Panagiotis A. Konstantinopoulos, MD, PhD
PARP inhibitors have made a splash in the ovarian cancer landscape, particularly for those with BRCA
-mutated tumors. The benefit of these agents as monotherapy has been limited in the platinum-resistant/refractory settings, but there may be hope in combination with immunotherapy, according to Panagiotis A. Konstantinopoulos, MD, PhD.
The phase I/II TOPACIO/KEYNOTE-162 study (NCT02657889) evaluated the combination of niraparib (Zejula) plus pembrolizumab (Keytruda) in patients with recurrent ovarian cancer. Findings from the study presented at the 2018 ASCO Annual Meeting showed that among 60 evaluable patients, the overall response rate (ORR) was 25%. Overall, the duration of response (DoR) was 9.3 months. Additionally, in the 12 patients with BRCA
-mutated tumors, the ORR was 42%.
Niraparib is currently FDA approved for the maintenance treatment of patients with recurrent epithelial ovarian, fallopian tube, or primary peritoneal cancer who are in complete or partial response to platinum-based chemotherapy.
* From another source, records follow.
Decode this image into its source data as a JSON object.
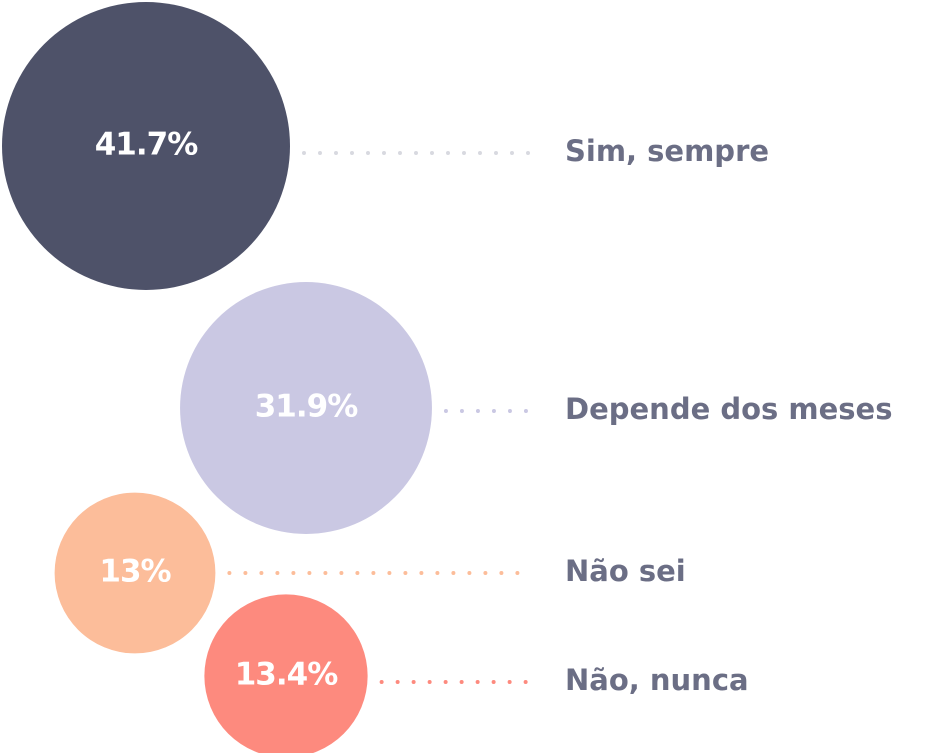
{
  "chart_data": {
    "type": "bubble",
    "categories": [
      "Sim, sempre",
      "Depende dos meses",
      "Não sei",
      "Não, nunca"
    ],
    "values": [
      41.7,
      31.9,
      13,
      13.4
    ],
    "value_labels": [
      "41.7%",
      "31.9%",
      "13%",
      "13.4%"
    ],
    "colors": [
      "#4e5269",
      "#cac8e3",
      "#fcbd9a",
      "#fd8a7e"
    ]
  }
}
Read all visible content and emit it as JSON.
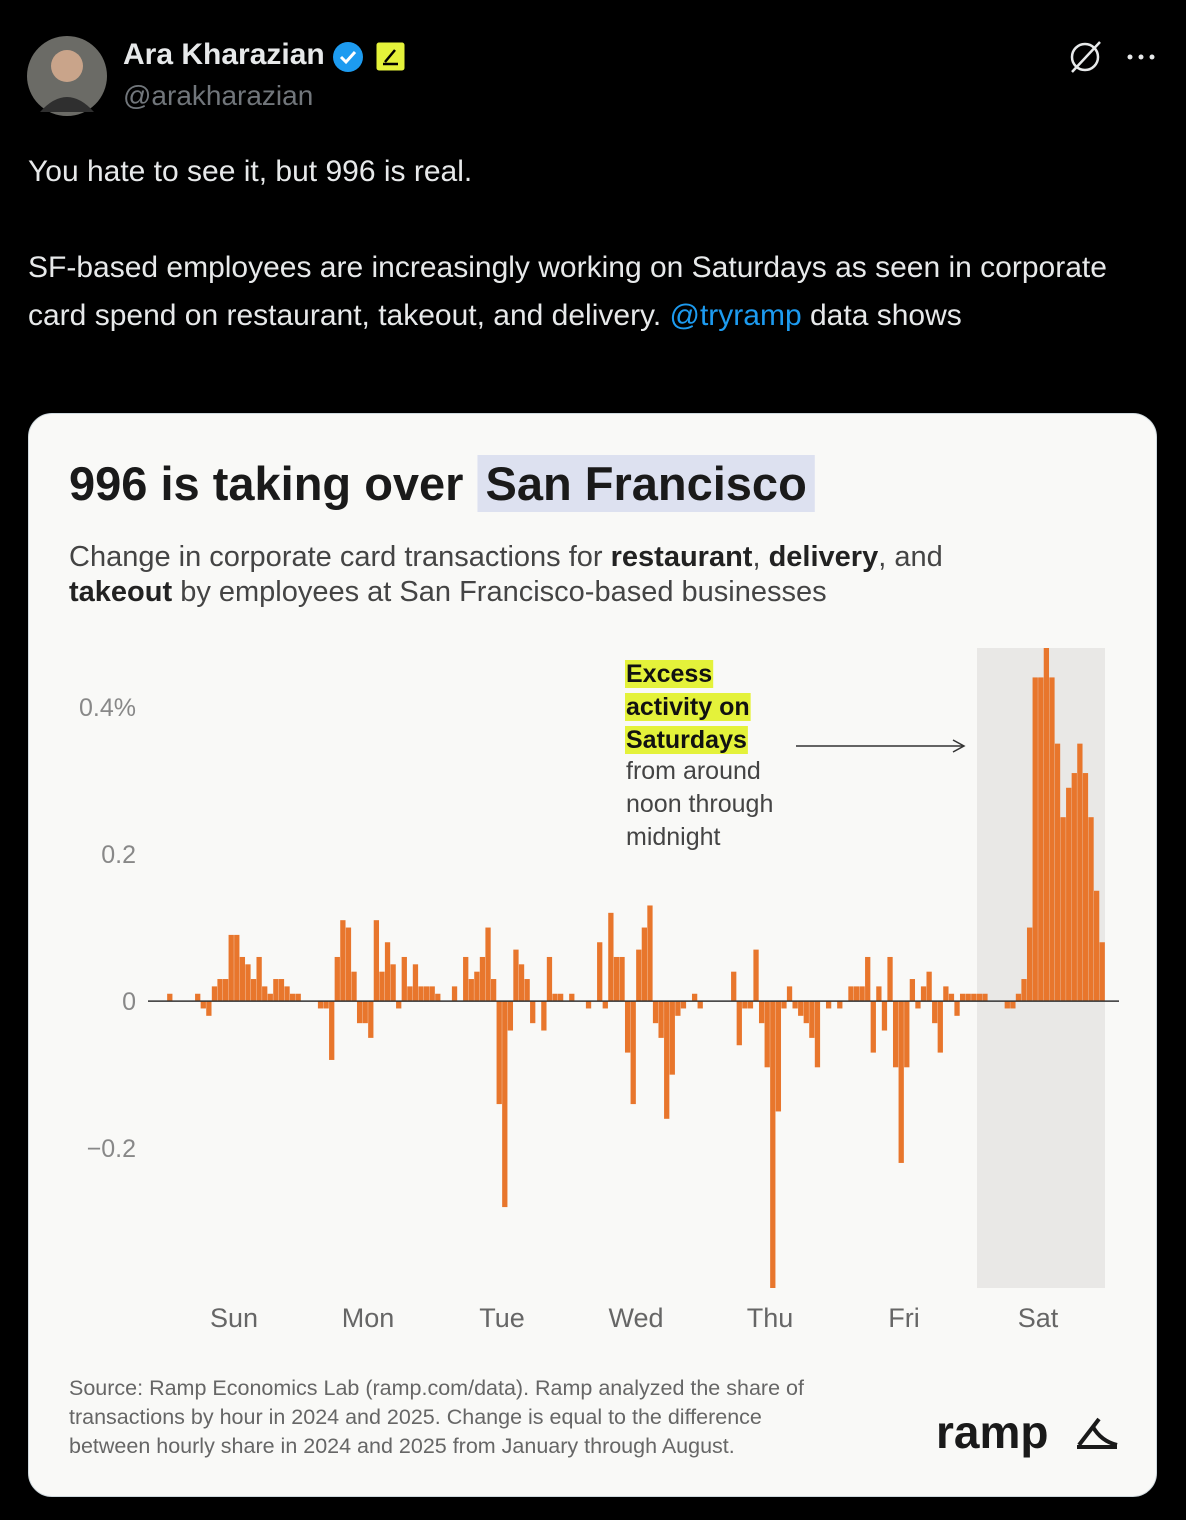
{
  "tweet": {
    "name": "Ara Kharazian",
    "handle": "@arakharazian",
    "paragraph_1": "You hate to see it, but 996 is real.",
    "paragraph_2": "SF-based employees are increasingly working on Saturdays as seen in corporate card spend on restaurant, takeout, and delivery.",
    "mention": "@tryramp",
    "paragraph_2_end": "data shows"
  },
  "chart_data": {
    "type": "bar",
    "title": [
      "996 is taking over",
      "San Francisco"
    ],
    "subtitle": [
      [
        "Change in corporate card transactions for ",
        "restaurant",
        ", ",
        "delivery",
        ", and"
      ],
      [
        "takeout",
        " by employees at San Francisco-based businesses"
      ]
    ],
    "annotation": {
      "highlight": [
        "Excess",
        "activity on",
        "Saturdays"
      ],
      "text": [
        "from around",
        "noon through",
        "midnight"
      ]
    },
    "categories": [
      null,
      null,
      null,
      null,
      null,
      null,
      null,
      null,
      null,
      null,
      null,
      null,
      "Sun",
      null,
      null,
      null,
      null,
      null,
      null,
      null,
      null,
      null,
      null,
      null,
      null,
      null,
      null,
      null,
      null,
      null,
      null,
      null,
      null,
      null,
      null,
      null,
      "Mon",
      null,
      null,
      null,
      null,
      null,
      null,
      null,
      null,
      null,
      null,
      null,
      null,
      null,
      null,
      null,
      null,
      null,
      null,
      null,
      null,
      null,
      null,
      null,
      "Tue",
      null,
      null,
      null,
      null,
      null,
      null,
      null,
      null,
      null,
      null,
      null,
      null,
      null,
      null,
      null,
      null,
      null,
      null,
      null,
      null,
      null,
      null,
      null,
      "Wed",
      null,
      null,
      null,
      null,
      null,
      null,
      null,
      null,
      null,
      null,
      null,
      null,
      null,
      null,
      null,
      null,
      null,
      null,
      null,
      null,
      null,
      null,
      null,
      "Thu",
      null,
      null,
      null,
      null,
      null,
      null,
      null,
      null,
      null,
      null,
      null,
      null,
      null,
      null,
      null,
      null,
      null,
      null,
      null,
      null,
      null,
      null,
      null,
      "Fri",
      null,
      null,
      null,
      null,
      null,
      null,
      null,
      null,
      null,
      null,
      null,
      null,
      null,
      null,
      null,
      null,
      null,
      null,
      null,
      null,
      null,
      null,
      null,
      "Sat",
      null,
      null,
      null,
      null,
      null,
      null,
      null,
      null,
      null,
      null,
      null
    ],
    "values": [
      0.01,
      0,
      0,
      0,
      0,
      0.01,
      -0.01,
      -0.02,
      0.02,
      0.03,
      0.03,
      0.09,
      0.09,
      0.06,
      0.05,
      0.03,
      0.06,
      0.02,
      0.01,
      0.03,
      0.03,
      0.02,
      0.01,
      0.01,
      0,
      0,
      0,
      -0.01,
      -0.01,
      -0.08,
      0.06,
      0.11,
      0.1,
      0.04,
      -0.03,
      -0.03,
      -0.05,
      0.11,
      0.04,
      0.08,
      0.05,
      -0.01,
      0.06,
      0.02,
      0.05,
      0.02,
      0.02,
      0.02,
      0.01,
      0,
      0,
      0.02,
      0,
      0.06,
      0.03,
      0.04,
      0.06,
      0.1,
      0.03,
      -0.14,
      -0.28,
      -0.04,
      0.07,
      0.05,
      0.03,
      -0.03,
      0,
      -0.04,
      0.06,
      0.01,
      0.01,
      0,
      0.01,
      0,
      0,
      -0.01,
      0,
      0.08,
      -0.01,
      0.12,
      0.06,
      0.06,
      -0.07,
      -0.14,
      0.07,
      0.1,
      0.13,
      -0.03,
      -0.05,
      -0.16,
      -0.1,
      -0.02,
      -0.01,
      0,
      0.01,
      -0.01,
      0,
      0,
      0,
      0,
      0,
      0.04,
      -0.06,
      -0.01,
      -0.01,
      0.07,
      -0.03,
      -0.09,
      -0.39,
      -0.15,
      -0.01,
      0.02,
      -0.01,
      -0.02,
      -0.03,
      -0.05,
      -0.09,
      0,
      -0.01,
      0,
      -0.01,
      0,
      0.02,
      0.02,
      0.02,
      0.06,
      -0.07,
      0.02,
      -0.04,
      0.06,
      -0.09,
      -0.22,
      -0.09,
      0.03,
      -0.01,
      0.02,
      0.04,
      -0.03,
      -0.07,
      0.02,
      0.01,
      -0.02,
      0.01,
      0.01,
      0.01,
      0.01,
      0.01,
      0,
      0,
      0,
      -0.01,
      -0.01,
      0.01,
      0.03,
      0.1,
      0.44,
      0.44,
      0.48,
      0.44,
      0.35,
      0.25,
      0.29,
      0.31,
      0.35,
      0.31,
      0.25,
      0.15,
      0.08
    ],
    "color": "#e8762c",
    "ylim": [
      -0.39,
      0.48
    ],
    "yticks": [
      {
        "value": 0.4,
        "label": "0.4%"
      },
      0.2,
      0,
      {
        "value": -0.2,
        "label": "−0.2"
      }
    ],
    "grid": false,
    "source": [
      "Source: Ramp Economics Lab (ramp.com/data). Ramp analyzed the share of",
      "transactions by hour in 2024 and 2025. Change is equal to the difference",
      "between hourly share in 2024 and 2025 from January through August."
    ],
    "brand": "ramp"
  }
}
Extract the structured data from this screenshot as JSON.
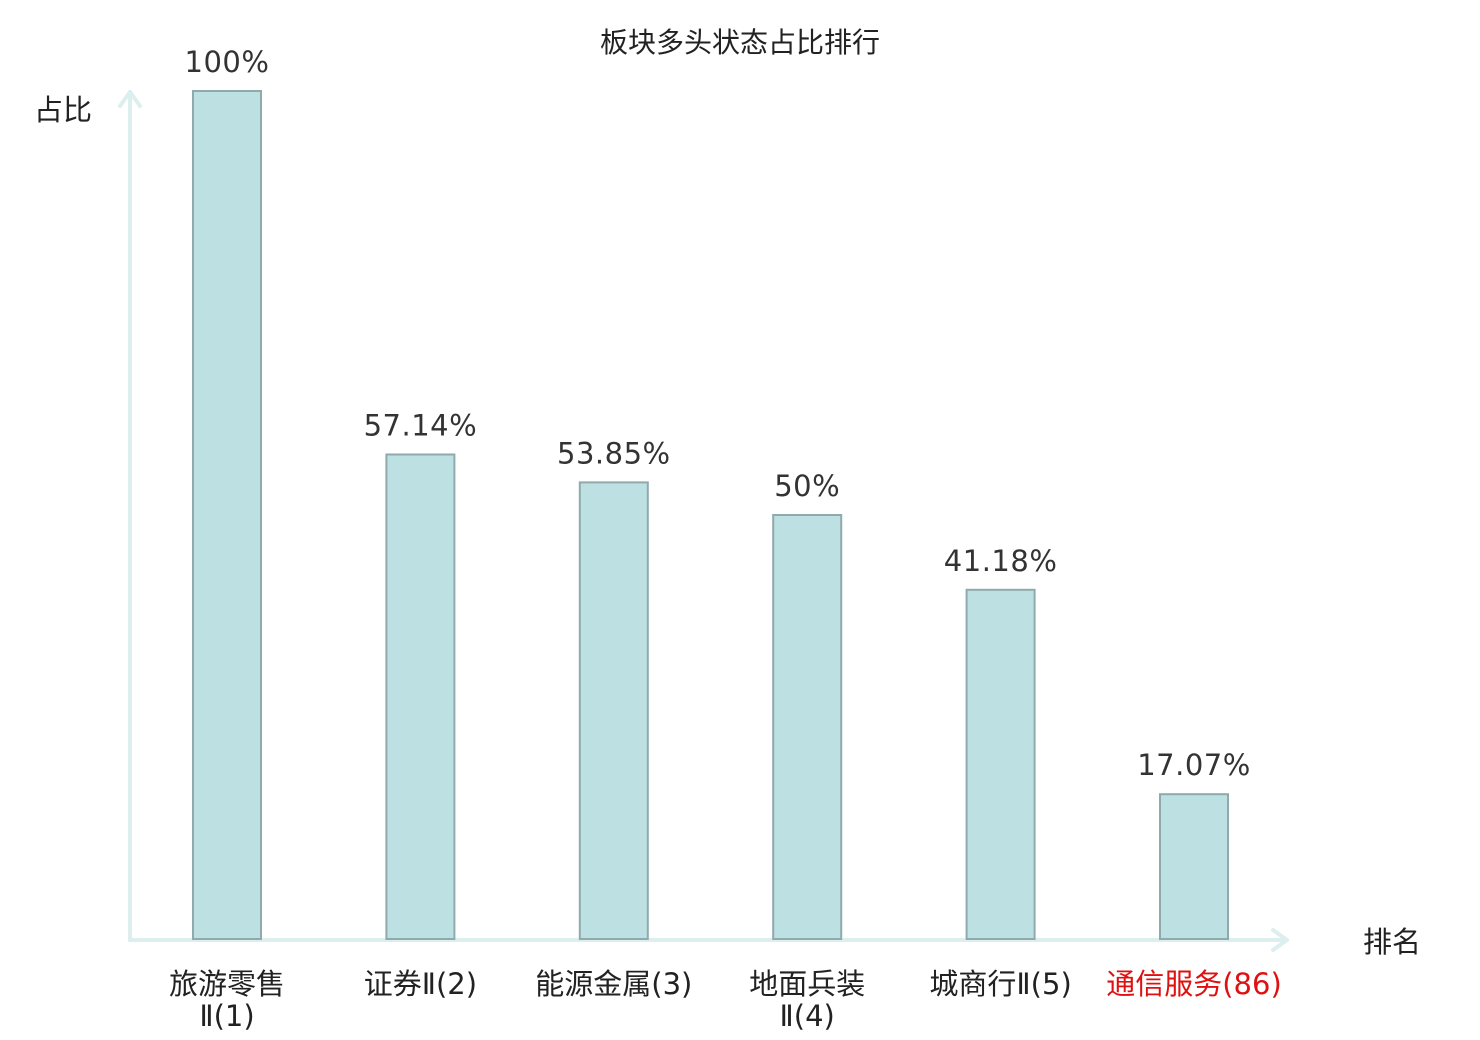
{
  "chart_data": {
    "type": "bar",
    "title": "板块多头状态占比排行",
    "xlabel": "排名",
    "ylabel": "占比",
    "ylim": [
      0,
      100
    ],
    "grid": false,
    "categories": [
      [
        "旅游零售",
        "Ⅱ(1)"
      ],
      [
        "证券Ⅱ(2)"
      ],
      [
        "能源金属(3)"
      ],
      [
        "地面兵装",
        "Ⅱ(4)"
      ],
      [
        "城商行Ⅱ(5)"
      ],
      [
        "通信服务(86)"
      ]
    ],
    "values": [
      100,
      57.14,
      53.85,
      50,
      41.18,
      17.07
    ],
    "value_labels": [
      "100%",
      "57.14%",
      "53.85%",
      "50%",
      "41.18%",
      "17.07%"
    ],
    "highlight_index": 5,
    "colors": {
      "bar_fill": "#bde0e3",
      "bar_stroke": "#8faaac",
      "axis": "#dcefee",
      "highlight_text": "#e01010",
      "text": "#222222"
    }
  }
}
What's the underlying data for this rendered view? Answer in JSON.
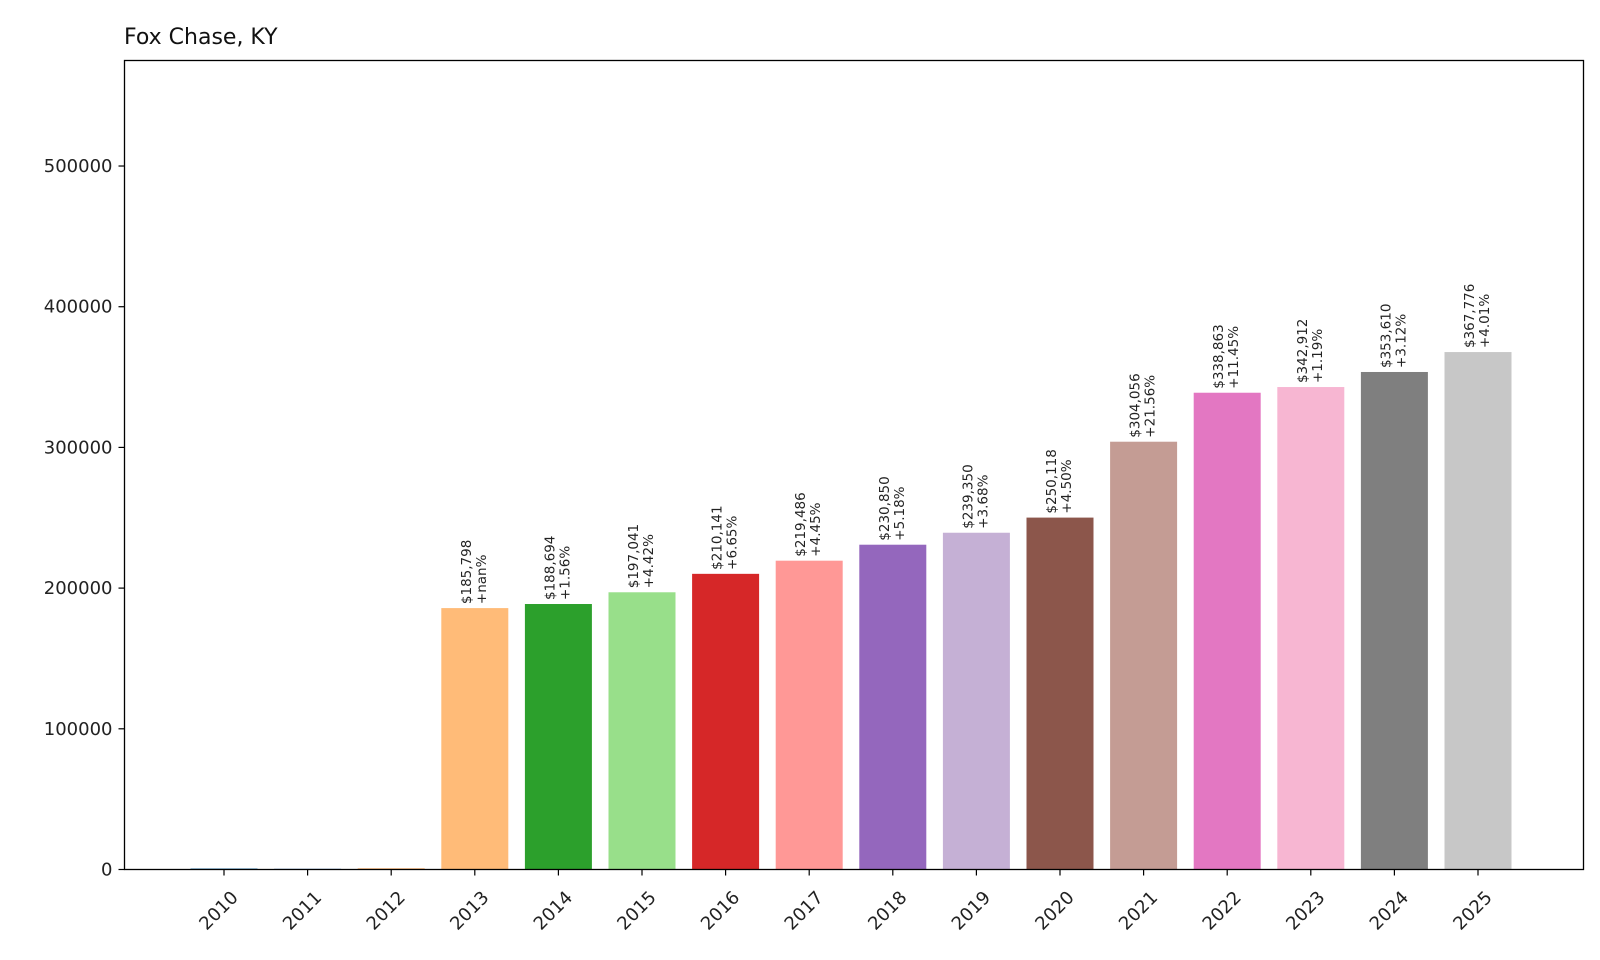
{
  "chart_data": {
    "type": "bar",
    "title": "Fox Chase, KY",
    "xlabel": "",
    "ylabel": "",
    "ylim": [
      0,
      575000
    ],
    "yticks": [
      0,
      100000,
      200000,
      300000,
      400000,
      500000
    ],
    "ytick_labels": [
      "0",
      "100000",
      "200000",
      "300000",
      "400000",
      "500000"
    ],
    "categories": [
      "2010",
      "2011",
      "2012",
      "2013",
      "2014",
      "2015",
      "2016",
      "2017",
      "2018",
      "2019",
      "2020",
      "2021",
      "2022",
      "2023",
      "2024",
      "2025"
    ],
    "values": [
      0,
      0,
      0,
      185798,
      188694,
      197041,
      210141,
      219486,
      230850,
      239350,
      250118,
      304056,
      338863,
      342912,
      353610,
      367776
    ],
    "value_labels": [
      "",
      "",
      "",
      "$185,798",
      "$188,694",
      "$197,041",
      "$210,141",
      "$219,486",
      "$230,850",
      "$239,350",
      "$250,118",
      "$304,056",
      "$338,863",
      "$342,912",
      "$353,610",
      "$367,776"
    ],
    "change_labels": [
      "",
      "",
      "",
      "+nan%",
      "+1.56%",
      "+4.42%",
      "+6.65%",
      "+4.45%",
      "+5.18%",
      "+3.68%",
      "+4.50%",
      "+21.56%",
      "+11.45%",
      "+1.19%",
      "+3.12%",
      "+4.01%"
    ],
    "colors": [
      "#1f77b4",
      "#aec7e8",
      "#ff7f0e",
      "#ffbb78",
      "#2ca02c",
      "#98df8a",
      "#d62728",
      "#ff9896",
      "#9467bd",
      "#c5b0d5",
      "#8c564b",
      "#c49c94",
      "#e377c2",
      "#f7b6d2",
      "#7f7f7f",
      "#c7c7c7"
    ],
    "grid": false,
    "legend": "none"
  }
}
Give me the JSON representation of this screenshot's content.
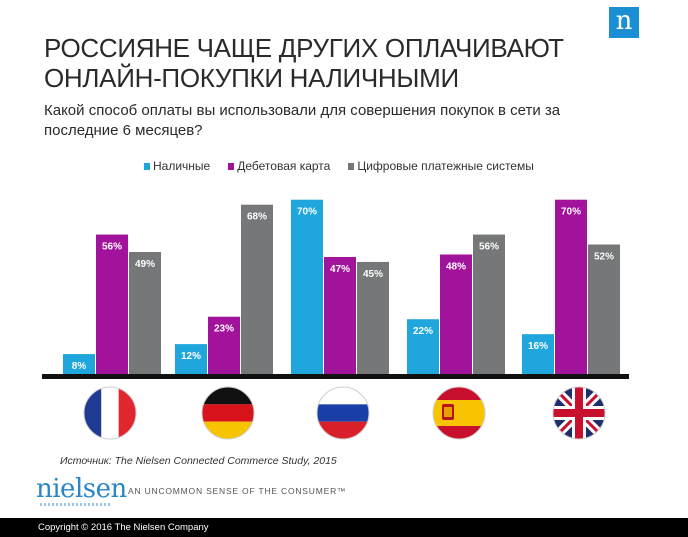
{
  "brand": {
    "corner_logo": "n",
    "name": "nielsen",
    "tagline": "AN UNCOMMON SENSE OF THE CONSUMER™"
  },
  "source": "Источник: The Nielsen Connected Commerce Study, 2015",
  "footer": "Copyright © 2016 The Nielsen Company",
  "flags": [
    "flag-france",
    "flag-germany",
    "flag-russia",
    "flag-spain",
    "flag-uk"
  ],
  "chart_data": {
    "type": "bar",
    "title": "РОССИЯНЕ ЧАЩЕ ДРУГИХ ОПЛАЧИВАЮТ ОНЛАЙН-ПОКУПКИ НАЛИЧНЫМИ",
    "subtitle": "Какой способ оплаты вы использовали для совершения покупок в сети за последние 6 месяцев?",
    "categories": [
      "",
      "",
      "",
      "",
      ""
    ],
    "ylim": [
      0,
      100
    ],
    "legend_position": "top",
    "grid": false,
    "series": [
      {
        "name": "Наличные",
        "color": "#1fa7dd",
        "values": [
          8,
          12,
          70,
          22,
          16
        ],
        "labels": [
          "8%",
          "12%",
          "70%",
          "22%",
          "16%"
        ]
      },
      {
        "name": "Дебетовая карта",
        "color": "#a2139c",
        "values": [
          56,
          23,
          47,
          48,
          70
        ],
        "labels": [
          "56%",
          "23%",
          "47%",
          "48%",
          "70%"
        ]
      },
      {
        "name": "Цифровые платежные системы",
        "color": "#757778",
        "values": [
          49,
          68,
          45,
          56,
          52
        ],
        "labels": [
          "49%",
          "68%",
          "45%",
          "56%",
          "52%"
        ]
      }
    ]
  }
}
In an interview with OncLive®
, Konstantinopoulos, director of Translational Research, Gynecologic Oncology, Dana-Farber Cancer Institute, associate professor of Medicine, Harvard Medical School, and lead TOPACIO/KEYNOTE-162 investigator, discussed the findings of the study and the future for PARP inhibitor combinations and immunotherapy overall in ovarian cancer.
OncLive: Please provide some background information on this study.
: Platinum-resistant/refractory ovarian cancer is an important unmet need, as there are very limited treatment options for these patients. Bevacizumab (Avastin) in combination with chemotherapy is currently FDA approved based on the AURELIA study, which was done in patients with up to 2 prior lines of chemotherapy. In patients with platinum-resistant disease, PARP inhibitors have shown very limited activity as monotherapy. In patients with BRCA
-mutated platinum-resistant disease, the ORR is 25% to 30%, which has led to their FDA approval. However, outside that setting, in BRCA
wild-type, platinum-resistant disease, the ORR is only 5%. In BRCA
-mutated platinum-refractory disease, the ORR is 0% to 14%.
Furthermore, if we look at PD-1/PD-L1 inhibitor therapy in ovarian cancer, the ORR has been modest. Essentially, it is around 10%, irrespective of PD-L1 status, and it is about 9.5% for avelumab (Bavencio) and 11% for pembrolizumab. The question of the TOPACIO study was whether combining [pembrolizumab and niraparib] will give us better efficacy in difficult-to-treat populations of ovarian cancer, specifically platinum-resistant and platinum-refractory disease. This was based on preclinical data, which suggested synergy between the 2 agents, irrespective of BRCA
mutation status [and] PD-L1 expression.
To briefly summarize the preclinical data, PARP inhibitors can induce double-strand breaks, which can lead to activation of the immune system either through increased neoantigens and activation of the STING pathway, which is a very important pathway involved in innate immunity. PARP inhibitors can also upregulate PD-L1 through the activation of a double-strand break in ATM- and ATR-Chk1, and that can lead to PD-L1 upregulation. The combination of immune activation together with the PD-L1 overexpression provides necessary immune priming for the cancer cells to respond to immunotherapy.
What was the design of the study?
TOPACIO was a phase I/II study. In phase I, the recommended phase II dose was determined and 2 dose levels were assessed. The first dose level was 300 mg of niraparib once daily and 200 mg of pembrolizumab intravenously (IV) every 3 weeks. Two of the 6 patients developed thrombocytopenia in that dose, so we went down to 200 mg of niraparib once daily and 200 mg of IV pembrolizumab every 3 weeks. That was the recommended dose that moved to the phase II portion of the study, where the primary objective was investigator-assessed ORR by RECIST v1.1 criteria.
The key eligibility criteria for this study was platinum sensitivity, so patients must have progressed 6 months from completion of their first-line platinum-based chemotherapy. But, they needed to be platinum-resistant. Primary platinum-refractory patients were not allowed, but patients who had subsequent platinum-refractory disease—who progressed during or within 1 month of their last platinum therapy—could participate. Up to 5 prior lines of therapy were allowed. It is important to underscore that patients who were platinum-sensitive but could not receive further platinum for any reason, were included in the study.